Pensei que não viria aqui tão cedo, ou pelo menos não  enquanto estivesse de viagem. Vim cheia de esperança em saber controlar a minha cabeça, rendida à medicação diária por uns meses e segura de que tudo estava bem com o meu estômago e que eu só tinha que dar tempo ao tempo para o meu corpo ganhar energia  outra vez e bactérias boas. Vim cheia de esperanças num período de calma e regresso ao desfrutar da vida, um dia de cada vez, coisa que não tem acontecido, ainda que eu tente tirar o melhor de cada dia.

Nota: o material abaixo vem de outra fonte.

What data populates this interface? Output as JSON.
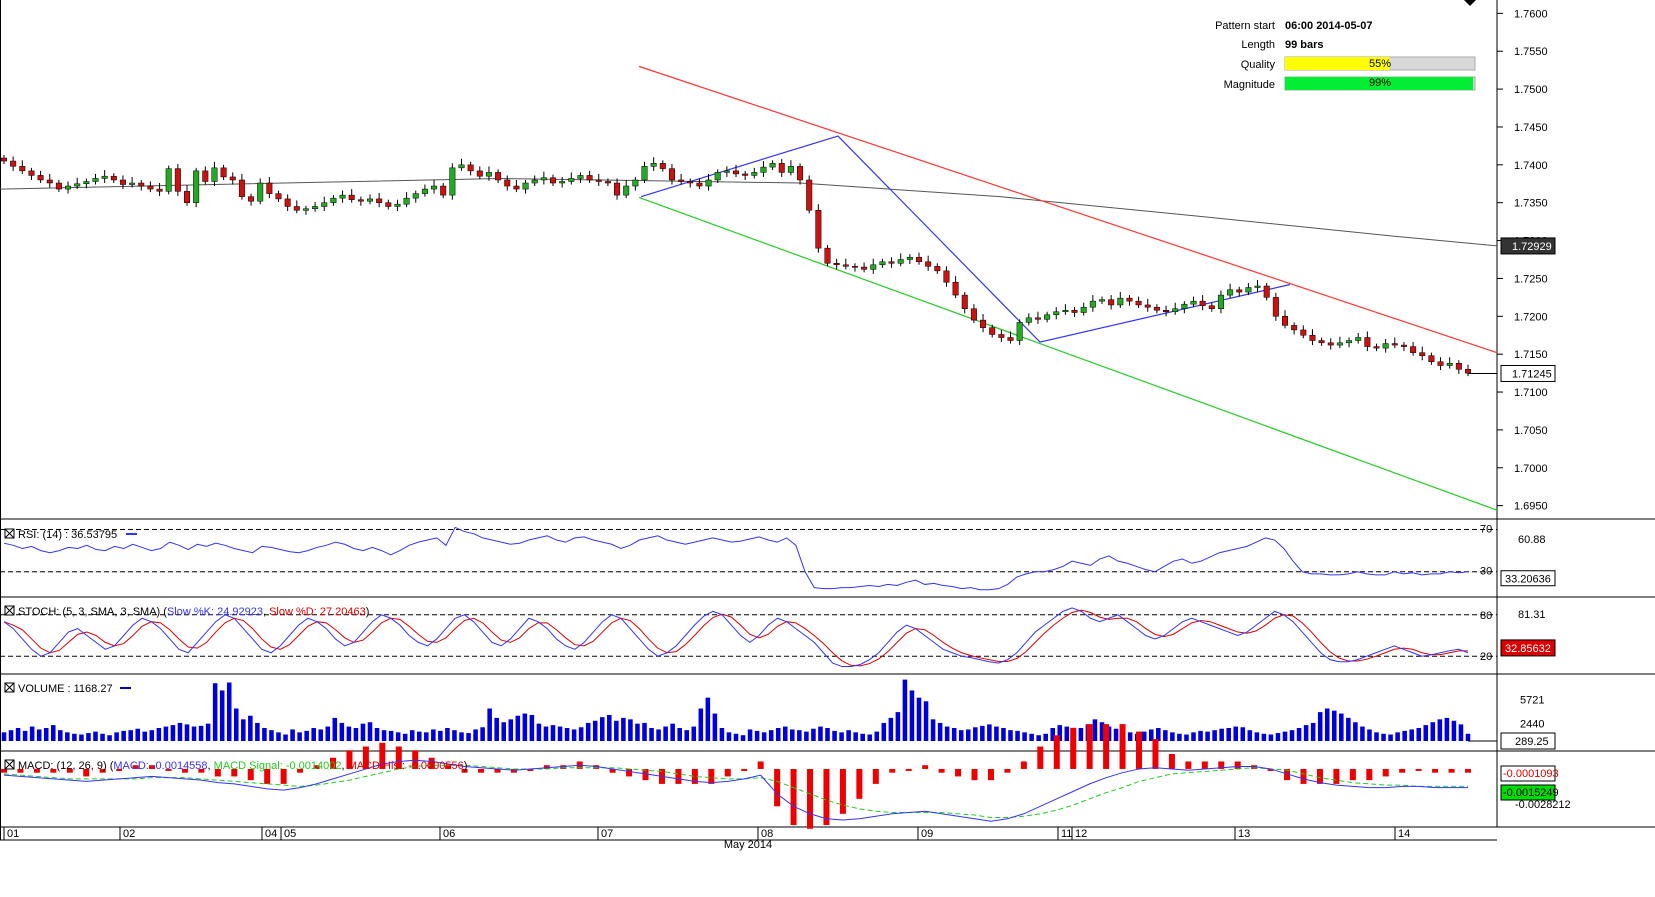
{
  "info": {
    "pattern_start_label": "Pattern start",
    "pattern_start": "06:00 2014-05-07",
    "length_label": "Length",
    "length": "99 bars",
    "quality_label": "Quality",
    "quality_pct": 55,
    "quality_text": "55%",
    "magnitude_label": "Magnitude",
    "magnitude_pct": 99,
    "magnitude_text": "99%"
  },
  "colors": {
    "up": "#22aa22",
    "down": "#cc1111",
    "resistance": "#ff3333",
    "support": "#22cc22",
    "zigzag": "#3333ff",
    "ma": "#555555",
    "quality": "#ffff00",
    "magnitude": "#00ee33"
  },
  "chart_data": [
    {
      "type": "candlestick",
      "panel": "price",
      "ylim": [
        1.6935,
        1.7615
      ],
      "yticks": [
        "1.7600",
        "1.7550",
        "1.7500",
        "1.7450",
        "1.7400",
        "1.7350",
        "1.7300",
        "1.7250",
        "1.7200",
        "1.7150",
        "1.7100",
        "1.7050",
        "1.7000",
        "1.6950"
      ],
      "last_price": "1.71245",
      "ma_value": "1.72929",
      "date_labels": [
        "01",
        "02",
        "04",
        "05",
        "06",
        "07",
        "08",
        "09",
        "11",
        "12",
        "13",
        "14"
      ],
      "month_label": "May 2014",
      "closes": [
        1.7405,
        1.7398,
        1.7392,
        1.7386,
        1.738,
        1.7376,
        1.7368,
        1.7372,
        1.7375,
        1.7378,
        1.7382,
        1.7385,
        1.738,
        1.7374,
        1.7376,
        1.7372,
        1.7368,
        1.7365,
        1.7395,
        1.7365,
        1.735,
        1.7392,
        1.7378,
        1.7396,
        1.7384,
        1.738,
        1.7358,
        1.7352,
        1.7376,
        1.7362,
        1.7355,
        1.7345,
        1.734,
        1.7342,
        1.7345,
        1.735,
        1.7356,
        1.736,
        1.7354,
        1.7352,
        1.7355,
        1.735,
        1.7345,
        1.7348,
        1.7356,
        1.7362,
        1.7368,
        1.7372,
        1.736,
        1.7396,
        1.74,
        1.7392,
        1.7385,
        1.739,
        1.738,
        1.7372,
        1.7368,
        1.7376,
        1.738,
        1.7383,
        1.7376,
        1.7378,
        1.7382,
        1.7386,
        1.738,
        1.7378,
        1.7376,
        1.736,
        1.7372,
        1.738,
        1.7398,
        1.7402,
        1.7395,
        1.738,
        1.7378,
        1.7376,
        1.7372,
        1.738,
        1.739,
        1.7392,
        1.7388,
        1.7386,
        1.739,
        1.7397,
        1.7402,
        1.739,
        1.7398,
        1.738,
        1.734,
        1.729,
        1.727,
        1.7268,
        1.7266,
        1.7265,
        1.7262,
        1.7268,
        1.7272,
        1.727,
        1.7275,
        1.7278,
        1.7272,
        1.7266,
        1.726,
        1.7245,
        1.7228,
        1.721,
        1.7195,
        1.7185,
        1.7176,
        1.7172,
        1.7168,
        1.7192,
        1.7198,
        1.7196,
        1.7202,
        1.7206,
        1.7208,
        1.7205,
        1.7212,
        1.722,
        1.7222,
        1.7215,
        1.7224,
        1.722,
        1.7215,
        1.7212,
        1.7208,
        1.7206,
        1.721,
        1.7216,
        1.722,
        1.7214,
        1.721,
        1.7228,
        1.7235,
        1.7232,
        1.7238,
        1.724,
        1.7225,
        1.72,
        1.7188,
        1.7182,
        1.7175,
        1.7168,
        1.7165,
        1.7162,
        1.7165,
        1.7168,
        1.7172,
        1.716,
        1.7158,
        1.7164,
        1.7162,
        1.716,
        1.7152,
        1.7148,
        1.714,
        1.7135,
        1.7138,
        1.713,
        1.7125
      ],
      "lines": {
        "resistance": [
          [
            639,
            1.753
          ],
          [
            1497,
            1.7152
          ]
        ],
        "support": [
          [
            639,
            1.7357
          ],
          [
            1497,
            1.6944
          ]
        ],
        "zigzag": [
          [
            641,
            1.7358
          ],
          [
            838,
            1.7438
          ],
          [
            1040,
            1.7166
          ],
          [
            1290,
            1.7242
          ]
        ],
        "ma": [
          [
            0,
            1.7368
          ],
          [
            500,
            1.7382
          ],
          [
            800,
            1.7376
          ],
          [
            1000,
            1.7358
          ],
          [
            1200,
            1.7332
          ],
          [
            1400,
            1.7305
          ],
          [
            1497,
            1.7293
          ]
        ]
      }
    },
    {
      "type": "line",
      "panel": "rsi",
      "label": "RSI: (14) : 36.53795",
      "ylim": [
        8,
        78
      ],
      "levels": [
        "70",
        "30"
      ],
      "tick": "60.88",
      "last": "33.20636",
      "values": [
        57,
        55,
        52,
        54,
        50,
        48,
        50,
        53,
        52,
        55,
        51,
        50,
        54,
        52,
        56,
        53,
        50,
        52,
        58,
        55,
        51,
        56,
        54,
        57,
        55,
        52,
        50,
        48,
        54,
        53,
        51,
        49,
        48,
        50,
        53,
        55,
        58,
        56,
        52,
        50,
        53,
        50,
        46,
        50,
        55,
        58,
        60,
        62,
        55,
        72,
        68,
        66,
        62,
        60,
        58,
        56,
        57,
        60,
        62,
        64,
        60,
        58,
        62,
        63,
        60,
        58,
        56,
        52,
        55,
        60,
        62,
        64,
        60,
        58,
        56,
        58,
        60,
        62,
        60,
        58,
        59,
        61,
        63,
        60,
        58,
        62,
        55,
        30,
        15,
        14,
        14,
        15,
        15,
        16,
        17,
        16,
        18,
        17,
        20,
        22,
        18,
        19,
        17,
        16,
        14,
        15,
        13,
        13,
        14,
        18,
        25,
        28,
        30,
        30,
        32,
        35,
        40,
        38,
        36,
        42,
        45,
        40,
        38,
        35,
        32,
        30,
        35,
        40,
        42,
        38,
        40,
        44,
        48,
        50,
        52,
        54,
        58,
        62,
        60,
        52,
        40,
        30,
        28,
        28,
        27,
        27,
        28,
        30,
        28,
        27,
        27,
        30,
        28,
        29,
        27,
        28,
        28,
        30,
        29,
        30
      ]
    },
    {
      "type": "line",
      "panel": "stoch",
      "label": "STOCH: (5, 3, SMA, 3, SMA)",
      "k_label": "Slow %K: 24.92923",
      "d_label": "Slow %D: 27.20463",
      "ylim": [
        0,
        100
      ],
      "levels": [
        "80",
        "20"
      ],
      "tick": "81.31",
      "last": "32.85632",
      "k": [
        70,
        60,
        45,
        30,
        20,
        25,
        40,
        55,
        60,
        50,
        40,
        30,
        35,
        50,
        65,
        75,
        70,
        60,
        45,
        30,
        25,
        40,
        55,
        70,
        80,
        75,
        60,
        45,
        30,
        25,
        35,
        50,
        65,
        75,
        70,
        60,
        45,
        35,
        40,
        55,
        70,
        80,
        75,
        65,
        50,
        40,
        35,
        45,
        60,
        75,
        80,
        70,
        55,
        40,
        35,
        45,
        60,
        75,
        70,
        60,
        45,
        35,
        30,
        40,
        55,
        70,
        80,
        75,
        60,
        45,
        30,
        20,
        25,
        35,
        50,
        65,
        78,
        85,
        80,
        65,
        50,
        40,
        50,
        65,
        75,
        70,
        60,
        50,
        40,
        25,
        10,
        5,
        5,
        8,
        15,
        25,
        40,
        55,
        65,
        60,
        50,
        40,
        30,
        25,
        20,
        18,
        15,
        12,
        10,
        15,
        25,
        40,
        55,
        65,
        75,
        85,
        90,
        85,
        75,
        70,
        75,
        80,
        70,
        60,
        50,
        45,
        50,
        60,
        70,
        75,
        70,
        65,
        60,
        55,
        50,
        55,
        65,
        75,
        85,
        80,
        70,
        55,
        40,
        25,
        15,
        12,
        12,
        15,
        20,
        25,
        30,
        35,
        30,
        25,
        20,
        22,
        25,
        28,
        30,
        25
      ]
    },
    {
      "type": "bar",
      "panel": "volume",
      "label": "VOLUME : 1168.27",
      "ylim": [
        0,
        9000
      ],
      "ticks": [
        "5721",
        "2440"
      ],
      "last": "289.25",
      "values": [
        1200,
        1500,
        1800,
        1400,
        2000,
        1600,
        1800,
        2200,
        1500,
        1200,
        1000,
        900,
        1100,
        1300,
        1000,
        800,
        1200,
        1400,
        1500,
        1700,
        1300,
        1500,
        1800,
        2000,
        2200,
        2500,
        2300,
        2000,
        2100,
        2400,
        8000,
        7000,
        8100,
        4500,
        3000,
        3500,
        2500,
        1800,
        1500,
        1200,
        900,
        1600,
        1200,
        1400,
        1800,
        1600,
        2000,
        3200,
        2500,
        2000,
        1800,
        2400,
        2600,
        1800,
        1500,
        1400,
        1200,
        1000,
        1500,
        1300,
        1200,
        1600,
        1400,
        1800,
        1500,
        1200,
        1100,
        1600,
        1900,
        4500,
        3200,
        2600,
        3000,
        3500,
        3800,
        3600,
        2400,
        2000,
        2200,
        2000,
        1800,
        1600,
        1900,
        2500,
        2800,
        3300,
        3600,
        2800,
        3200,
        3000,
        2400,
        2500,
        1800,
        1600,
        2000,
        2400,
        1800,
        1500,
        2000,
        4500,
        6000,
        3800,
        1800,
        1200,
        1000,
        800,
        1600,
        1400,
        1200,
        1500,
        1800,
        2000,
        1600,
        1500,
        1300,
        1700,
        2000,
        1800,
        1400,
        1200,
        1500,
        1200,
        1000,
        900,
        1300,
        2500,
        3200,
        4000,
        8500,
        7000,
        6000,
        5500,
        3000,
        2500,
        2000,
        1800,
        1500,
        1600,
        1900,
        2100,
        2300,
        2000,
        1800,
        1500,
        1400,
        1200,
        1000,
        800,
        1000,
        1800,
        2200,
        2000,
        1600,
        1800,
        2300,
        3000,
        2600,
        2000,
        1700,
        1400,
        1200,
        1000,
        1300,
        1600,
        1800,
        1500,
        1200,
        1000,
        900,
        1200,
        1400,
        1300,
        1500,
        1700,
        1800,
        2000,
        1900,
        1500,
        1200,
        1000,
        900,
        1100,
        1300,
        1500,
        1800,
        2200,
        2500,
        4000,
        4500,
        4200,
        3800,
        3200,
        2600,
        2000,
        1600,
        1200,
        1000,
        900,
        1200,
        1400,
        1600,
        1800,
        2200,
        2600,
        3000,
        3200,
        2800,
        2300,
        1000
      ]
    },
    {
      "type": "line",
      "panel": "macd",
      "label": "MACD: (12, 26, 9)",
      "macd_label": "MACD: -0.0014558",
      "signal_label": "MACD Signal: -0.0014002",
      "hist_label": "MACD Hist: -0.0000556",
      "ylim": [
        -0.0045,
        0.0012
      ],
      "last_hist": "-0.0001093",
      "last_macd": "-0.0015249",
      "tick": "-0.0028212",
      "macd": [
        -0.0005,
        -0.0006,
        -0.0007,
        -0.0008,
        -0.0009,
        -0.001,
        -0.0009,
        -0.0008,
        -0.0007,
        -0.0006,
        -0.0007,
        -0.0008,
        -0.0009,
        -0.0011,
        -0.0012,
        -0.0014,
        -0.0016,
        -0.0017,
        -0.0015,
        -0.0012,
        -0.0008,
        -0.0004,
        0.0,
        0.0004,
        0.0006,
        0.0007,
        0.0006,
        0.0004,
        0.0002,
        0.0001,
        0.0,
        -0.0001,
        0.0,
        0.0001,
        0.0002,
        0.0003,
        0.0002,
        0.0,
        -0.0002,
        -0.0004,
        -0.0006,
        -0.0008,
        -0.001,
        -0.0011,
        -0.001,
        -0.0008,
        -0.0005,
        -0.002,
        -0.003,
        -0.0036,
        -0.004,
        -0.0041,
        -0.004,
        -0.0038,
        -0.0036,
        -0.0035,
        -0.0034,
        -0.0036,
        -0.0038,
        -0.004,
        -0.0042,
        -0.004,
        -0.0036,
        -0.003,
        -0.0024,
        -0.0018,
        -0.0012,
        -0.0007,
        -0.0003,
        0.0,
        0.0001,
        0.0,
        -0.0001,
        0.0,
        0.0001,
        0.0002,
        0.0002,
        0.0,
        -0.0004,
        -0.0008,
        -0.0011,
        -0.0013,
        -0.0014,
        -0.0015,
        -0.0015,
        -0.0014,
        -0.0014,
        -0.0015,
        -0.0015,
        -0.0015
      ],
      "signal": [
        -0.0004,
        -0.0005,
        -0.0006,
        -0.0007,
        -0.0008,
        -0.0008,
        -0.0008,
        -0.0008,
        -0.0008,
        -0.0007,
        -0.0007,
        -0.0007,
        -0.0008,
        -0.0009,
        -0.001,
        -0.0011,
        -0.0012,
        -0.0013,
        -0.0014,
        -0.0013,
        -0.0011,
        -0.0009,
        -0.0006,
        -0.0003,
        0.0,
        0.0002,
        0.0003,
        0.0003,
        0.0003,
        0.0002,
        0.0001,
        0.0,
        0.0,
        0.0,
        0.0001,
        0.0001,
        0.0001,
        0.0001,
        0.0,
        -0.0001,
        -0.0002,
        -0.0004,
        -0.0006,
        -0.0007,
        -0.0008,
        -0.0008,
        -0.0007,
        -0.001,
        -0.0015,
        -0.002,
        -0.0025,
        -0.0029,
        -0.0032,
        -0.0034,
        -0.0035,
        -0.0035,
        -0.0035,
        -0.0035,
        -0.0036,
        -0.0037,
        -0.0039,
        -0.0039,
        -0.0038,
        -0.0036,
        -0.0033,
        -0.0029,
        -0.0024,
        -0.0019,
        -0.0015,
        -0.001,
        -0.0007,
        -0.0004,
        -0.0003,
        -0.0002,
        -0.0001,
        0.0,
        0.0001,
        0.0,
        -0.0001,
        -0.0004,
        -0.0007,
        -0.0009,
        -0.0011,
        -0.0012,
        -0.0013,
        -0.0013,
        -0.0014,
        -0.0014,
        -0.0014,
        -0.0014
      ]
    }
  ]
}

A cabeça parece melhor ainda que eu saiba que lá no fundo não esteja completamente bem. O corpo deteriorou-se, ou então  estava só demasiado fraco para a mudança de clima, de níveis de poluição, de alimentação… A mim pareceu-me uma pequena mudança, mas eu tenho, por experiência própria, que (ainda) não sei medir esforços nem tempos de recuperação.

Parece uma anedota, ou uma série de infelizes coincidências. Eu prefiro pensar que assim seja, do que afinal ter algo grave que me esteja a deprimir o sistema imunitário. Também sei que lido muito mal com a doença e que a minha ansiedade migrou nos últimos meses para a hipocondria, daí se tornar ainda mais difícil perceber a gravidade da coisa.

Curiosamente também tenho sonhado bastante com os “problemas” que ficaram em Portugal e não fosse este sistema em baixo e eu não quereria voltar a não ser para celebrar o Natal com os que mais amo.

Contudo, aprendi a ver o lado bom das coisas, dos dias, a viver devagarinho e a encontrar algo de bom em cada dia, mesmo quando esse dia teve febre e dores à mistura.